I have always had a bugaboo with mortality rates. It is a clunky standard.
We need death measures to serve as precise tools for quality improvement and hospital performance. If a hospital has a standardized mortality rate of 3%, you can assume only a small percentage of individuals suffered their fate due to medical error. People have cancer. People have end-stage organ failure. People die in hospitals. It’s a fact of life, and we cannot prevent the inevitable. Can a metric give us the nuance we require then?
Don’t think of the SMR as a collective sum of how a hospital performs; see it as something similar to what I illustrate in the death table below:
It’s the red box we really want to know more about. But getting avoidable mortality figures can be a chore and a laborious one at that. So, we fall back on the SMR.
The next question then would be can the SMR serve as a reliable proxy measure for the cell in the right, upper corner? Glad you asked.
Out in the BMJ, a new study entitled, Avoidability of hospital deaths and association with hospital-wide mortality ratios: retrospective case record review and regression analysis. The investigators sampled one-hundred cases from each of thirty-four NHS trusts–all with higher than average mortality rates. Independent reviewers evaluated charts to determine avoidability of death (of note, the inter-rater reliability was only moderate [K=0.45]), and searched for an association.

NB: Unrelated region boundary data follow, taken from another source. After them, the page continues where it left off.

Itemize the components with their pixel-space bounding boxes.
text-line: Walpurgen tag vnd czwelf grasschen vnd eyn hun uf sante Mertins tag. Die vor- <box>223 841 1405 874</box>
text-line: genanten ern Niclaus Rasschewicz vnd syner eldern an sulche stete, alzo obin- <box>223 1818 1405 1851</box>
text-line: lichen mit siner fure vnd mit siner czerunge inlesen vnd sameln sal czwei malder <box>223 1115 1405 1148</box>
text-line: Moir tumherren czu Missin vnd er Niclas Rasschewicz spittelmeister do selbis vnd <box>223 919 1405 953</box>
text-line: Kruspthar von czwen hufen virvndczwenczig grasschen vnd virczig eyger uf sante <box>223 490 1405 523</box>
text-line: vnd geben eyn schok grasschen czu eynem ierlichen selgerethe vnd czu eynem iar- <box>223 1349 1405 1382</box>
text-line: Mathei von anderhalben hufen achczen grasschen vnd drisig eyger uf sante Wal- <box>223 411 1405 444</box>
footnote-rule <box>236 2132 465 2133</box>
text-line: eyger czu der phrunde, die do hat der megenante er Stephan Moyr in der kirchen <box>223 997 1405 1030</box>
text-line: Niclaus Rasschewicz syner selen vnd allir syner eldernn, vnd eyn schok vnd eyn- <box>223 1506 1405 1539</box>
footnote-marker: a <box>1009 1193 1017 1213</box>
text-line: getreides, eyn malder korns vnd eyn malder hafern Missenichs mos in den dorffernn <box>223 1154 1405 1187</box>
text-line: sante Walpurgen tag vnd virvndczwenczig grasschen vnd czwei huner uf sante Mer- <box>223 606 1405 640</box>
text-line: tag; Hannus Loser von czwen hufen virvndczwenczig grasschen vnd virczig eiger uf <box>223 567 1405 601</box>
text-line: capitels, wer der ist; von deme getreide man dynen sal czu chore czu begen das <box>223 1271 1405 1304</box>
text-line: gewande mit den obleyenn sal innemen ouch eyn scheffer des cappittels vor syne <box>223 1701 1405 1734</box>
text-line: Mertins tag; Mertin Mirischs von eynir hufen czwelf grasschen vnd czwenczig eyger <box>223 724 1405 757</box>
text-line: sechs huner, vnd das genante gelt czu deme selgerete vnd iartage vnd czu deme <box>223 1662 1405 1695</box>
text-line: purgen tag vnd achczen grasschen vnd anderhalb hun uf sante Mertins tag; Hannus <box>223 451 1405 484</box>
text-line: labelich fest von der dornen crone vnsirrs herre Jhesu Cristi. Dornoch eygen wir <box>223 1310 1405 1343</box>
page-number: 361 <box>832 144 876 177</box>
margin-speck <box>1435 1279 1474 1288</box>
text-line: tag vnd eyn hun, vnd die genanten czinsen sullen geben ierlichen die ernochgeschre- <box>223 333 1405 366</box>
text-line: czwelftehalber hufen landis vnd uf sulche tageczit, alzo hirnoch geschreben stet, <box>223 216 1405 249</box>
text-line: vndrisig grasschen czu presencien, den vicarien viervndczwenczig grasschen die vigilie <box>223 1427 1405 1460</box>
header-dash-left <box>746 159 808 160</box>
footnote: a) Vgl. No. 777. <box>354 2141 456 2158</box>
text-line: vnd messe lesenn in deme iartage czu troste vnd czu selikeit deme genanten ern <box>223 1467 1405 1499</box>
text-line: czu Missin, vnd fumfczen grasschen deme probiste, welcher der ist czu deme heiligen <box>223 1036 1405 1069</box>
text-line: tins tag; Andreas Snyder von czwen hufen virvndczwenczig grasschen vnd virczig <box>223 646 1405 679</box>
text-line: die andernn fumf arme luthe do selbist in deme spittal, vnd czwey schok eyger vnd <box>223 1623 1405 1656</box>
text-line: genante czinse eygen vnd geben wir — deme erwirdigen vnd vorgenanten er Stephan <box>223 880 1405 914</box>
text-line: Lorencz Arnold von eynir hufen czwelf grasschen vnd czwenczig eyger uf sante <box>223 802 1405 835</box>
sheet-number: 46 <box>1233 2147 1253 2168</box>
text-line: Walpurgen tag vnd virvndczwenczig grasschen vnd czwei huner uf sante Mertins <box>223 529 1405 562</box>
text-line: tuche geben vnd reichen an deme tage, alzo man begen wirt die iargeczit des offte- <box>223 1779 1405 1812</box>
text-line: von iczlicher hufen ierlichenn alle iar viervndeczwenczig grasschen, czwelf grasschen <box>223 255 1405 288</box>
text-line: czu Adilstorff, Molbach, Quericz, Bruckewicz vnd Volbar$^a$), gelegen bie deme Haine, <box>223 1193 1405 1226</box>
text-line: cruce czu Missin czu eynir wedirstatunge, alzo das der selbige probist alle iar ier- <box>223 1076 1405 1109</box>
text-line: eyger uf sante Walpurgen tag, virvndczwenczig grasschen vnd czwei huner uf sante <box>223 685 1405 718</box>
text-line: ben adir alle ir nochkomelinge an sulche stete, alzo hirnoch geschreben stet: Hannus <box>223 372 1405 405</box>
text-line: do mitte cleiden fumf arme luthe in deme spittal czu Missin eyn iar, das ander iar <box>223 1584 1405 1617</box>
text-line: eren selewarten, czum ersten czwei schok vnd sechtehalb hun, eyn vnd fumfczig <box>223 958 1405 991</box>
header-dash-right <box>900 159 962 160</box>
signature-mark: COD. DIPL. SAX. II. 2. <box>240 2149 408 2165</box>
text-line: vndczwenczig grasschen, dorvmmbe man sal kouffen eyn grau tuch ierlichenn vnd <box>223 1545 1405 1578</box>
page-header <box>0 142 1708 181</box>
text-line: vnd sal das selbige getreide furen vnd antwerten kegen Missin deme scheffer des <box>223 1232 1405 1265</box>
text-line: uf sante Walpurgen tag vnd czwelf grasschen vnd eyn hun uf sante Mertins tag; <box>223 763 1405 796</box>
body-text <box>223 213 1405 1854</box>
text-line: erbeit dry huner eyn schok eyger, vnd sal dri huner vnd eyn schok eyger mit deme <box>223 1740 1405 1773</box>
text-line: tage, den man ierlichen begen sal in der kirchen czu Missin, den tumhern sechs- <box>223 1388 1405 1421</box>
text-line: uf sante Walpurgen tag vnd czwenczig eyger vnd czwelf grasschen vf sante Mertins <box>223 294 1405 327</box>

The editorialist sums up the findings:
Firstly, the proportion of hospital deaths judged by a panel of experts to be potentially avoidable was just 3.6%. Secondly, the association between standardised mortality rates and avoidable deaths was, unsurprisingly, non-significant within wide confidence intervals (regression coefficient 0.3, 95% confidence interval -0.2 to 0.7). The signal of avoidable death, it seems, is lost in the din of unavoidable noise. The research team concluded that the association was too weak for overall mortality rates to be an effective monitoring tool.
[…] Given that 97% of patients survive their stay in hospital, this study implies that the proportion of admissions resulting in an avoidable death is around a 10th of 1%. Even the most accurate indicator of avoidable death would barely scratch the surface of suboptimal care.
Might a larger sampling of patients yield more significant findings? Does inter-relater reliability weaken the conclusions? Could we apply the SMR in a different way with other adjustments? Yes to all. Nevertheless, to administrators or the uninformed, using the SMR is like a carnival mirror: things appear larger than they are. Keep this study in mind.